Little town…

I have some kind of hedge growing all along the fence at the back of my garden. No, I did not plant it – it just grew out on its own and yes, I would have to go and trim it once in a while. I have not done it for a while now, probably not since before Chinese New Year and I had not been feeling too well not too long ago so it had grown somewhat out of control, past the tall fence of my neighbours at the back. Obviously, they were not too happy about the intrusion so they just broke the branches and left them dangling over at my side.

That was why I had to go through the chore of trimming it short and I collected all the branches in plastic bags to take them some place to throw away. We do have quite a few designated places here with a “REFUSE BIN CENTRE” prepared by the municipal council so I took the bags to one of them to throw away…and I always do the same with the grass swept up everytime the guy comes around to mow the lawn. No, I would never leave all those things at some corner of my garden to dry up and then burn them…and with the blistering hot weather…

Sunset on a hot day, last Saturday

…here these days, I sure would not want to contribute to the hazy air.

That morning, I took the bags to the centre at Rejang Park here and since I was there already, I thought I would just walk around the place. I went to the market and I saw some very nice kembong (fish) but a lady wanted them so I just let her have them all – there were not all that many, five or six only, I think. I went to the other stall and bought some prawns from the nice elderly lady there – RM16 a kg. Buying is easy – it is the chore of having to peel off the shell and remove the vein of each of them that I dread the most. Still, we would stock up on some of those in our freezer. Like I always said, you can’t go wrong with prawns – just add a few to your dish of fried vegetables and they will bring the taste to a whole new level.

My missus had cooked some phak lor sa chan (stewed five-spice pork belly) the day before and there was quite a lot leftover in the fridge so I walked over to the kompia shop there to buy some. There are a few different ways to eat kompia, other than eating them plain, that is…and one way would be by stuffing them with slices of stewed pork belly and eating them, dipped in the lovely sauce.

Well, that was exactly what I did the next morning. I sliced the kompia and toasted them in the oven (some people may prefer them deep fried), stuffed slices of the stewed pork in them…

Kompia with stewed pork belly 1

…and enjoyed eating them with the sauce…

Kompia with stewed pork belly 2

Of course, it is much nicer cooking your own at home – you can stuff a lot more meat inside and the sauce is more garlicky and flavourful and not so terribly diluted…

Kompia with stewed pork belly 3

As a matter of fact, I prefer to dip the kompia into the sauce to eat rather than serve them swimming in the watery sauce and ending up all soft and soggy. Personally, I don’t think they are all that nice that way.

Back to the kompia shop, the young man and the mum know me quite well by now though I can’t say I am all that regular a customer. They are very nice people and that morning, I placed my order and the mum got what I wanted for me and when I got home, I found that she had given me an extra piece.
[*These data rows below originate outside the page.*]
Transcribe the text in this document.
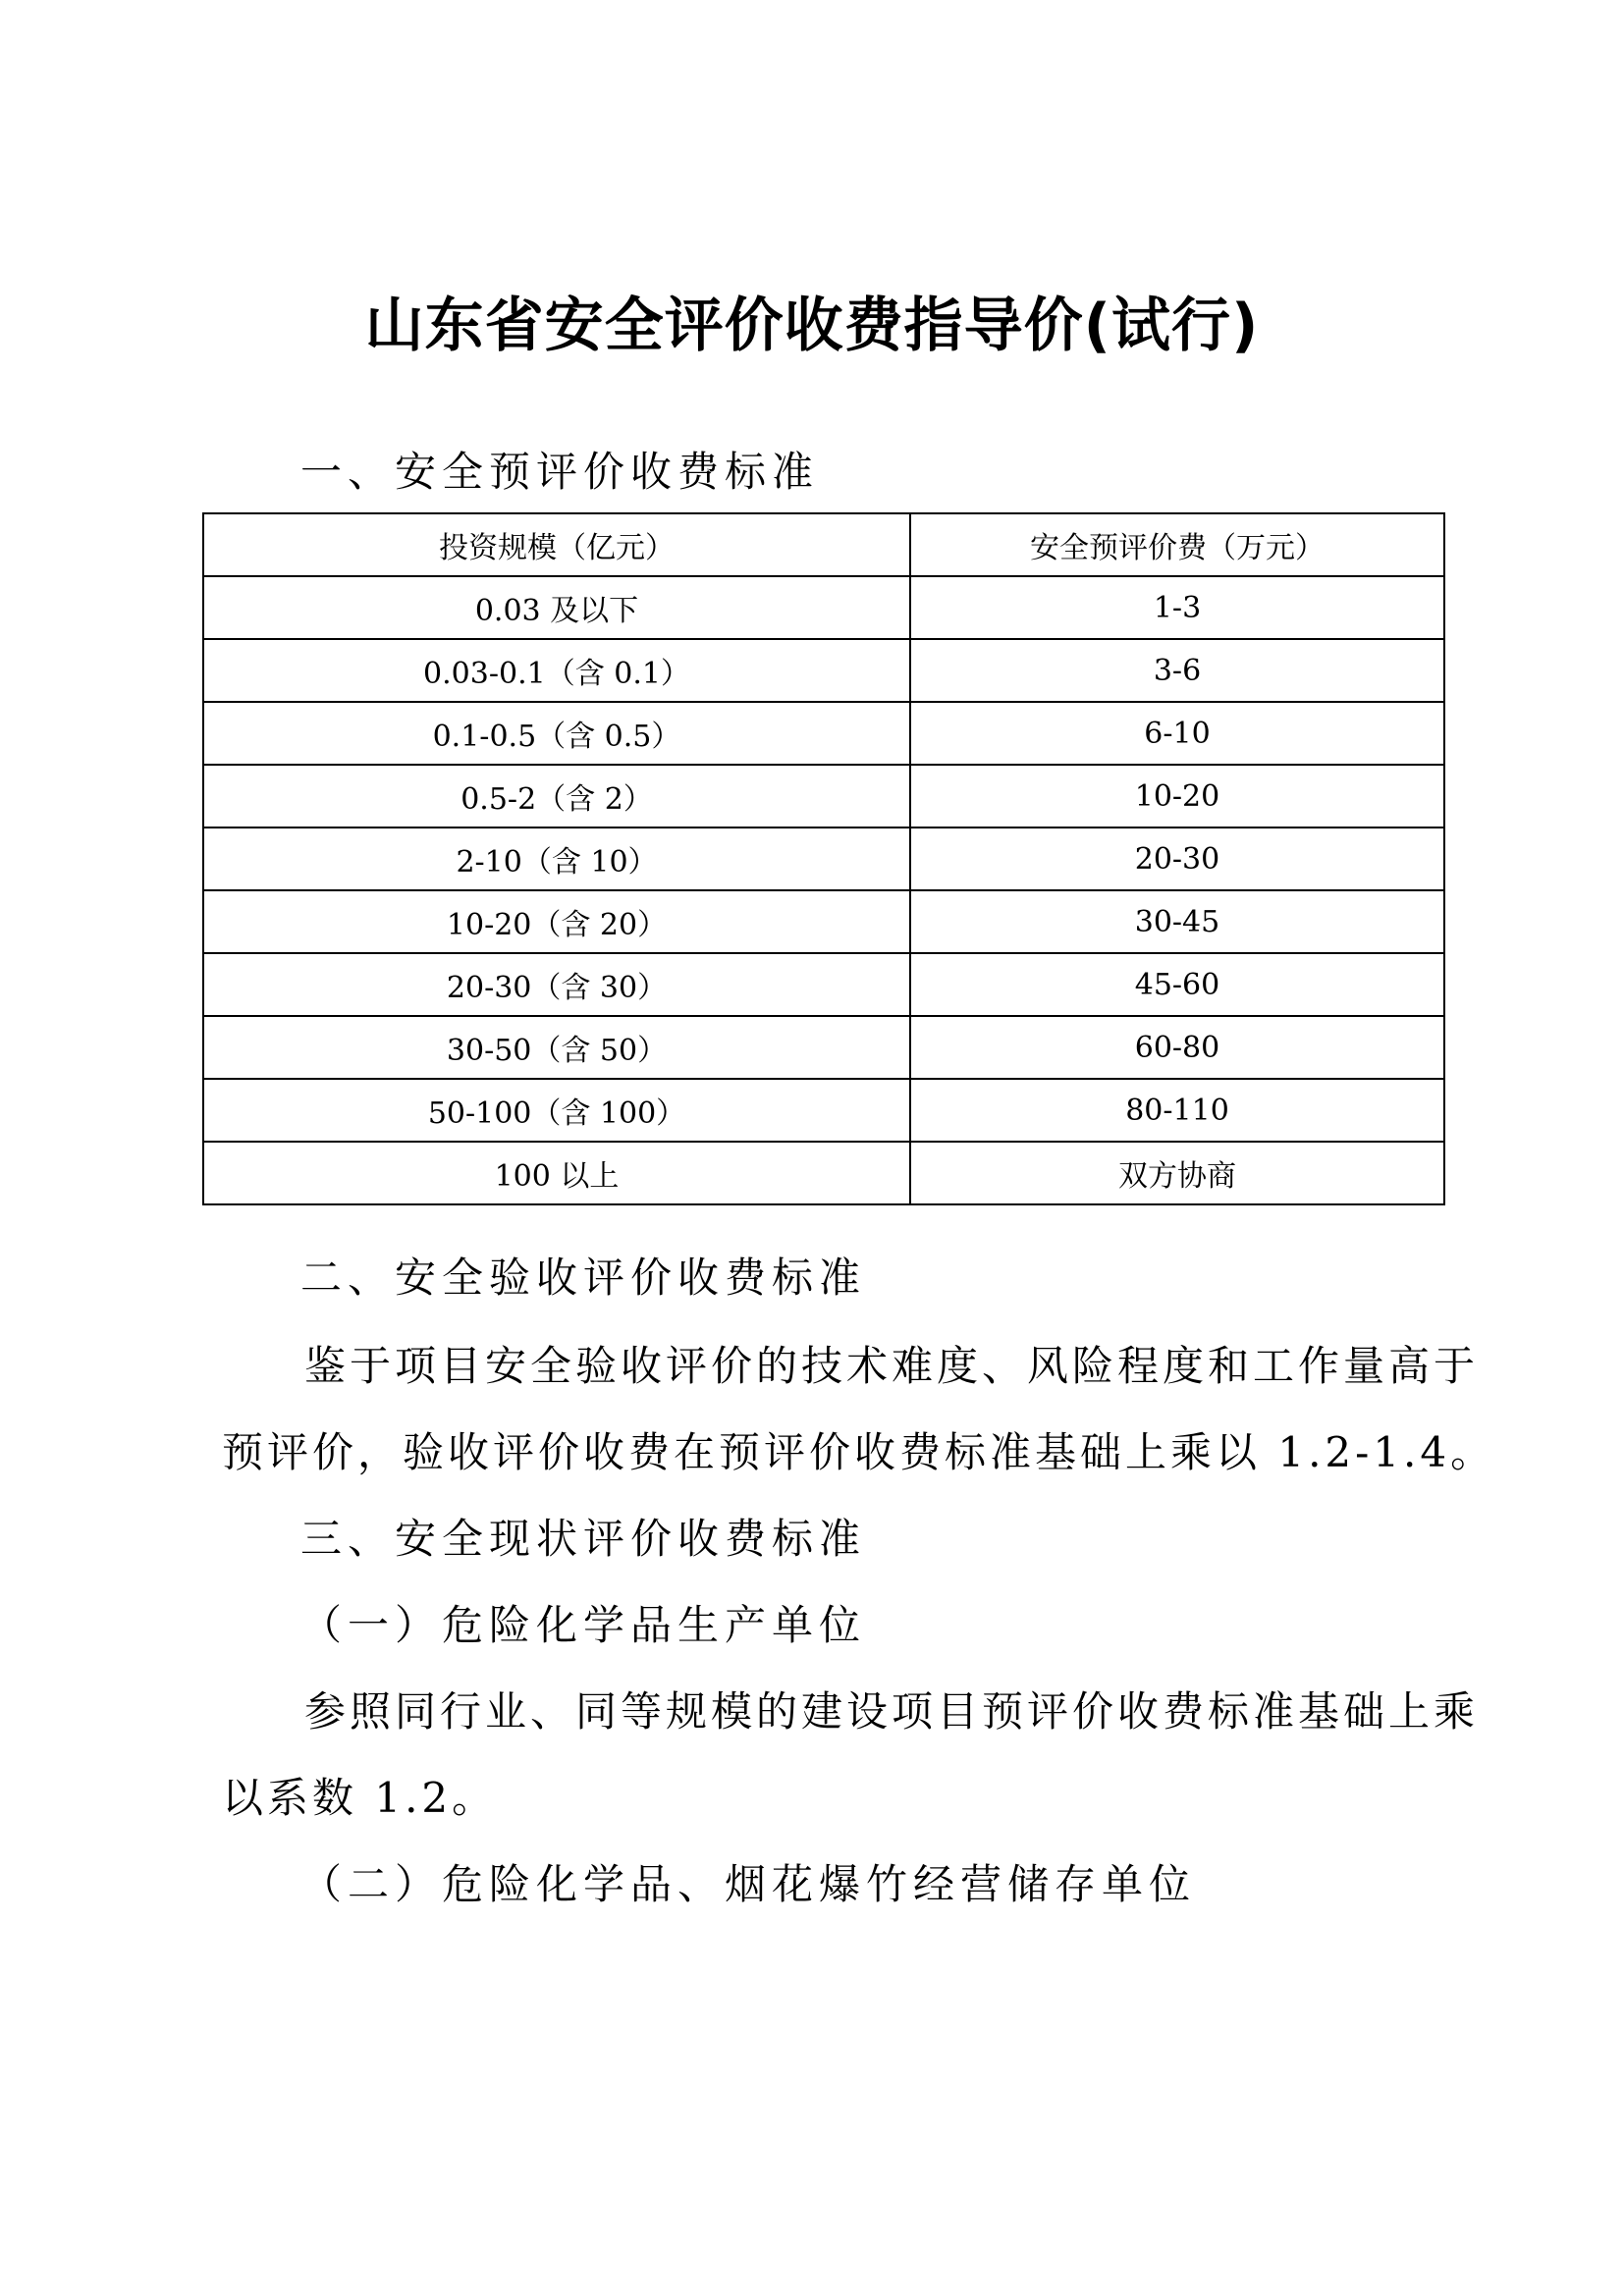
山东省安全评价收费指导价(试行)

一、安全预评价收费标准

投资规模（亿元）	安全预评价费（万元）
0.03 及以下	1-3
0.03-0.1（含 0.1）	3-6
0.1-0.5（含 0.5）	6-10
0.5-2（含 2）	10-20
2-10（含 10）	20-30
10-20（含 20）	30-45
20-30（含 30）	45-60
30-50（含 50）	60-80
50-100（含 100）	80-110
100 以上	双方协商

二、安全验收评价收费标准

鉴于项目安全验收评价的技术难度、风险程度和工作量高于

预评价，验收评价收费在预评价收费标准基础上乘以 1.2-1.4。

三、安全现状评价收费标准

（一）危险化学品生产单位

参照同行业、同等规模的建设项目预评价收费标准基础上乘

以系数 1.2。

（二）危险化学品、烟花爆竹经营储存单位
No, it is not that much, just one extra piece but a little gesture like that would go a long way in making customers feel good and get them to come back again and again. The father was there too, as usual – he is a little more on the quiet side, I think and he sure looks like he was a very handsome man in his younger days.

That is one thing about living in a little town – that special human touch. As you walk around, there will be people smiling at you, greeting you with all the pleasantries and small chat. I don’t think you will get much of that when you go shopping in some huge supermarket…and definitely not when you shop online.
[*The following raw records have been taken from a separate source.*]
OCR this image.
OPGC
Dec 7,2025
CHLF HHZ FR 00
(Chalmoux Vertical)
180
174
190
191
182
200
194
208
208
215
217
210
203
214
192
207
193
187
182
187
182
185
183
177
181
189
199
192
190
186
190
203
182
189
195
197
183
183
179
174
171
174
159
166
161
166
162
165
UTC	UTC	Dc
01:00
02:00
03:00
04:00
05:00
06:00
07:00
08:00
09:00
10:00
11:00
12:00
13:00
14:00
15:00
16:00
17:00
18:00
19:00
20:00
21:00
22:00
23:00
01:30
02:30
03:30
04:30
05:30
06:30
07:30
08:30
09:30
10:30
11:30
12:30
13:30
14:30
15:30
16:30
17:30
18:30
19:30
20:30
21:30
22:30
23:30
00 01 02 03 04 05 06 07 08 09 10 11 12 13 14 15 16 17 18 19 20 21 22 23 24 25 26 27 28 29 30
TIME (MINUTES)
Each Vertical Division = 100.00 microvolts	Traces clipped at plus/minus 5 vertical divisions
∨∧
I went and bought two packets of the char kway teow with see ham (cockles), RM5.00 each…

Rejang Park ckt with see ham
*Archive photo*

…from the old lady at the stall in this coffee shop. I know the family very well, maybe not her but her brother and some of her younger sisters but I guess she could recognise me so when she was done, she came over to chat, asking how my parents were getting on and all that stuff. Her char kway teow was good as always but this time around, it seemed that she was using the canned cockles which of course, I did not quite like. I think the next time around, I would rather go without if she does not have any fresh cockles at hand.

I also bought two packets of the chao chai hung ngang with fish slices (RM6.00 each) from the stall next to hers…
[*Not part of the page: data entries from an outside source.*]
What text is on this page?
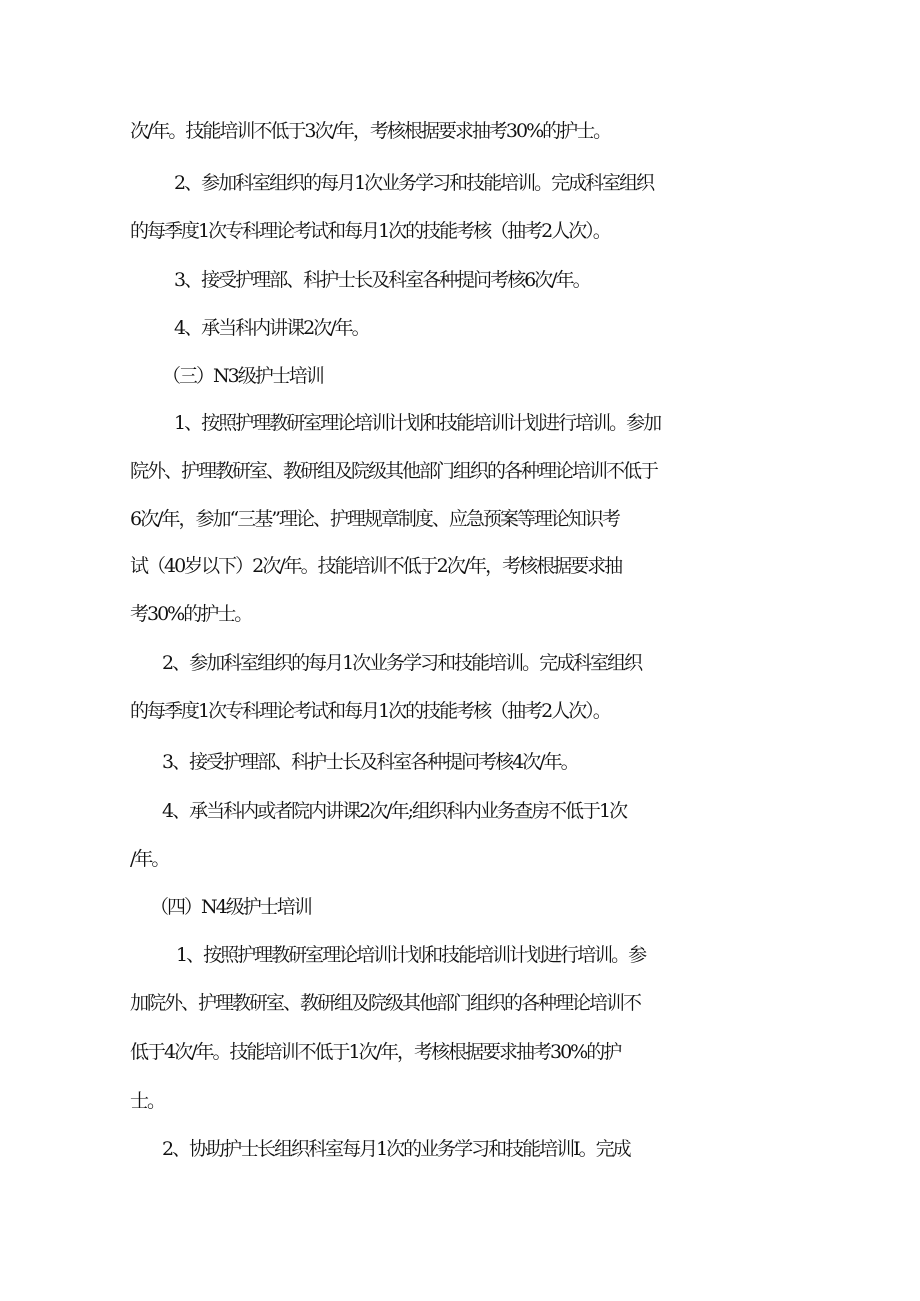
次/年。技能培训不低于3次/年，考核根据要求抽考30%的护士。
2、参加科室组织的每月1次业务学习和技能培训。完成科室组织
的每季度1次专科理论考试和每月1次的技能考核（抽考2人次）。
3、接受护理部、科护士长及科室各种提问考核6次/年。
4、承当科内讲课2次/年。
（三）N3级护士培训
1、按照护理教研室理论培训计划和技能培训计划进行培训。参加
院外、护理教研室、教研组及院级其他部门组织的各种理论培训不低于
6次/年，参加“三基”理论、护理规章制度、应急预案等理论知识考
试（40岁以下）2次/年。技能培训不低于2次/年，考核根据要求抽
考30%的护士。
2、参加科室组织的每月1次业务学习和技能培训。完成科室组织
的每季度1次专科理论考试和每月1次的技能考核（抽考2人次）。
3、接受护理部、科护士长及科室各种提问考核4次/年。
4、承当科内或者院内讲课2次/年;组织科内业务查房不低于1次
/年。
（四）N4级护士培训
1、按照护理教研室理论培训计划和技能培训计划进行培训。参
加院外、护理教研室、教研组及院级其他部门组织的各种理论培训不
低于4次/年。技能培训不低于1次/年，考核根据要求抽考30%的护
士。
2、协助护士长组织科室每月1次的业务学习和技能培训I。完成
Happy Hours chao chai hung ngang stall
*Archive photo*

…and I would say that the guy was very nice and friendly too. He even took the initiative to separate the hung ngang (big bihun) from the chao chai soup, lest they ended up too soft and soggy and would not be all that nice in the end.

Well, that took care of dinner – it was a Friday so my girl would be home later in the day and I was very sure she would be delighted to eat all those things that I had bought – she is not all that fond of eating rice…and I really enjoyed my stroll around Rejang Park that morning…right here in my little town.